We can always discuss and work out generalize later though, mostly I'm against adding the abstraction now just in case we have the discussion later.


================
Comment at: clang-tools-extra/clangd/unittests/FindSymbolsTests.cpp:1122
+                          AllOf(WithName("someFunctionAbove")),
+                          // FIXME: This should be nested under MYObject below.
+                          AllOf(WithName("someHelperFunction")),
----------------
dgoldman wrote:
> kadircet wrote:
> > yikes, this looks bad, but also a little bit confusing to be added with this change. Can you move it to a separate one? (or just create a bug report in github/clangd/clangd).
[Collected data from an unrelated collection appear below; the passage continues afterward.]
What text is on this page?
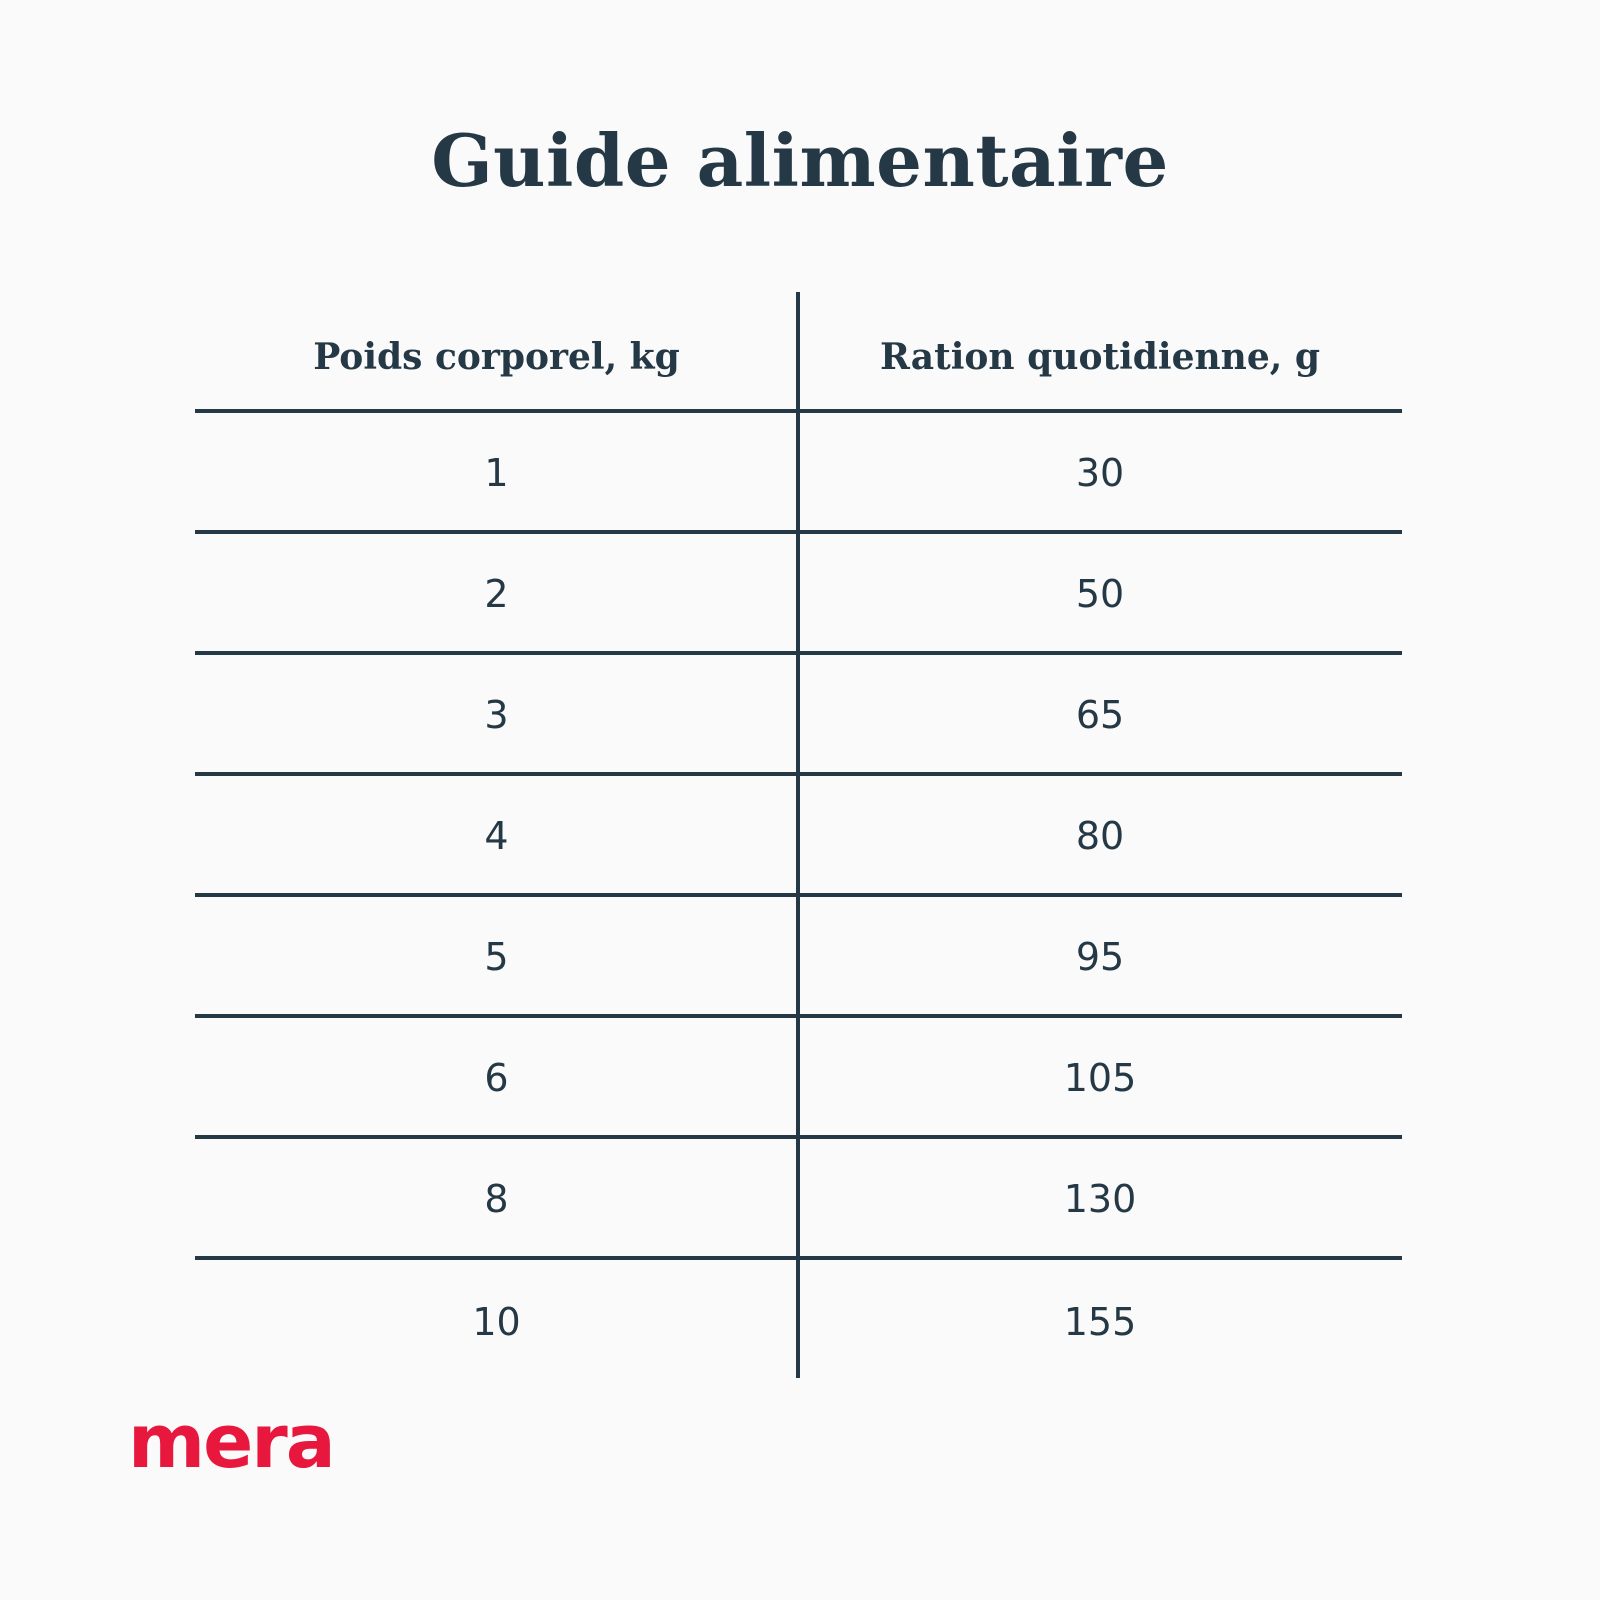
Guide alimentaire
Poids corporel, kg	Ration quotidienne, g
1	30
2	50
3	65
4	80
5	95
6	105
8	130
10	155
mera
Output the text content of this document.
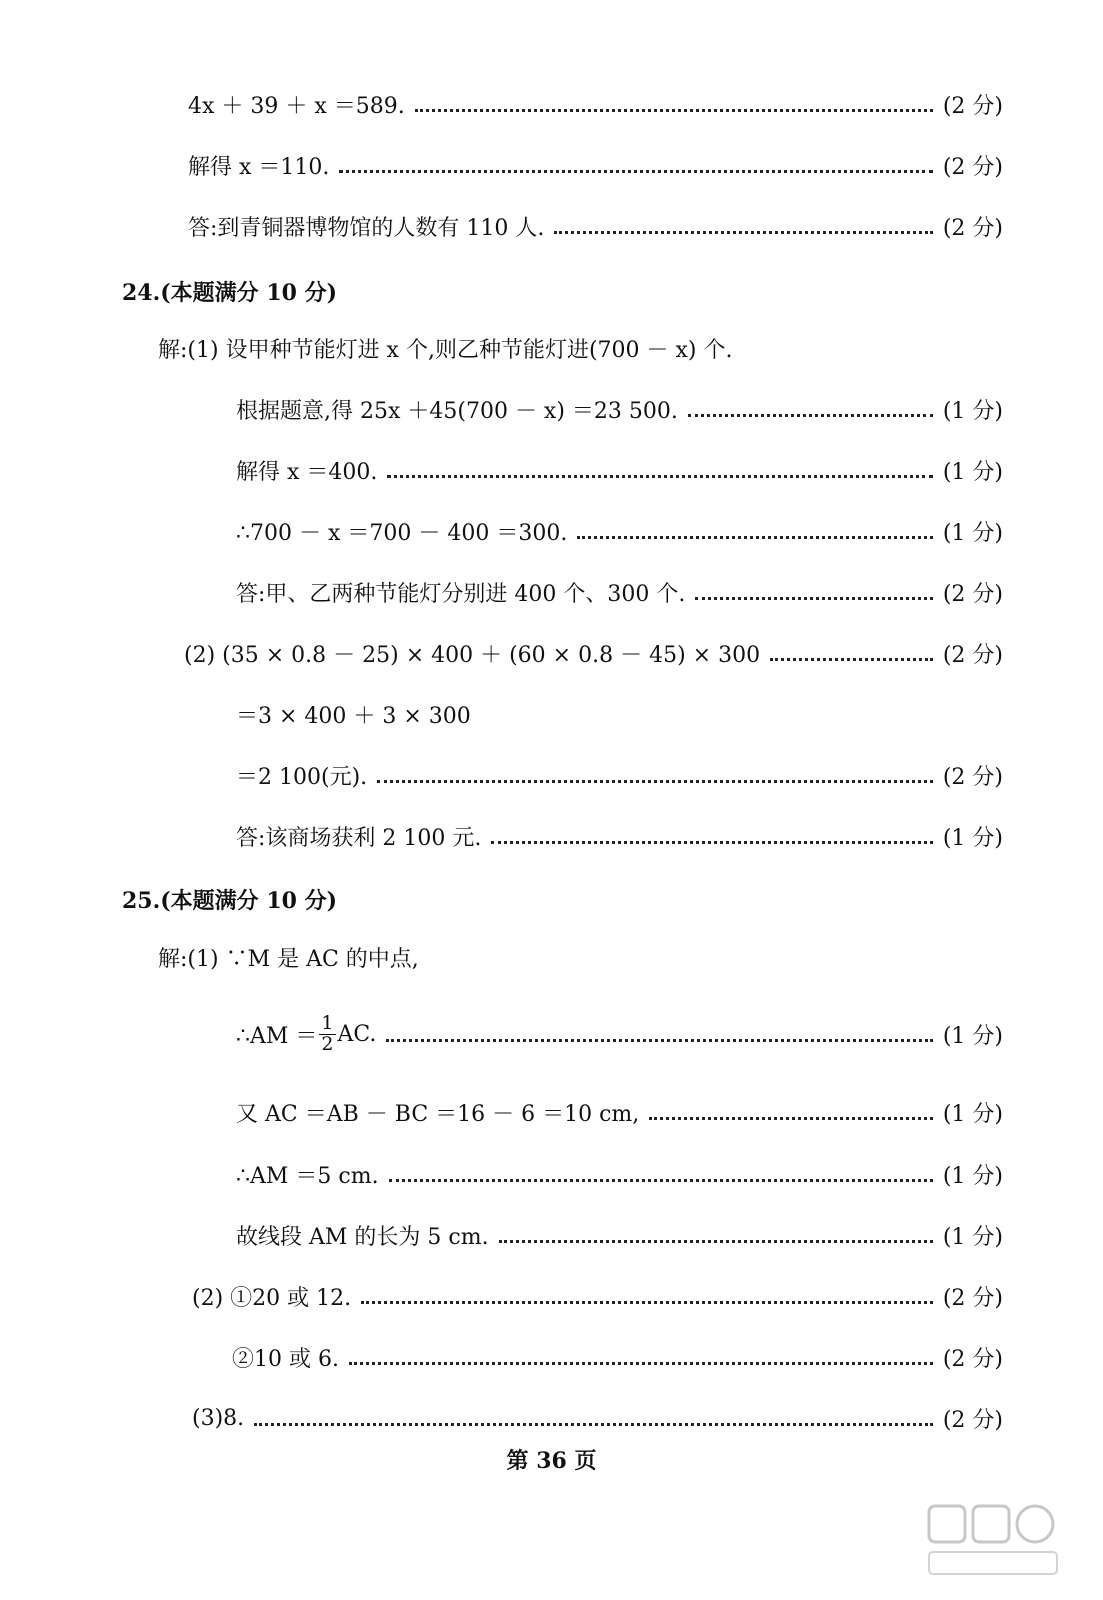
4x ＋ 39 ＋ x ＝589.	(2 分)
解得 x ＝110.	(2 分)
答:到青铜器博物馆的人数有 110 人.	(2 分)
24.(本题满分 10 分)
解:(1) 设甲种节能灯进 x 个,则乙种节能灯进(700 － x) 个.
根据题意,得 25x ＋45(700 － x) ＝23 500.	(1 分)
解得 x ＝400.	(1 分)
∴700 － x ＝700 － 400 ＝300.	(1 分)
答:甲、乙两种节能灯分别进 400 个、300 个.	(2 分)
(2) (35 × 0.8 － 25) × 400 ＋ (60 × 0.8 － 45) × 300	(2 分)
＝3 × 400 ＋ 3 × 300
＝2 100(元).	(2 分)
答:该商场获利 2 100 元.	(1 分)
25.(本题满分 10 分)
解:(1) ∵M 是 AC 的中点,
∴AM ＝ $\frac{1}{2}$ AC.	(1 分)
又 AC ＝AB － BC ＝16 － 6 ＝10 cm,	(1 分)
∴AM ＝5 cm.	(1 分)
故线段 AM 的长为 5 cm.	(1 分)
(2) ①20 或 12.	(2 分)
②10 或 6.	(2 分)
(3)8.	(2 分)
第 36 页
> I'm not sure this is worth disregarding just yet, if we're not able to fix this at the clang level we might want to consider a clangd-style fix here (which actually would behave similar to what we have right now with the text marks needing to be merged in).
Let's not disregard it, but we definitely need to think about it in a comprehensive way that isn't specific to this patch.

e.g. all selection operations (hover, go-to-definition, etc) fail inside such a function, because it violates the almost-rule that the AST corresponds to the lexical structure.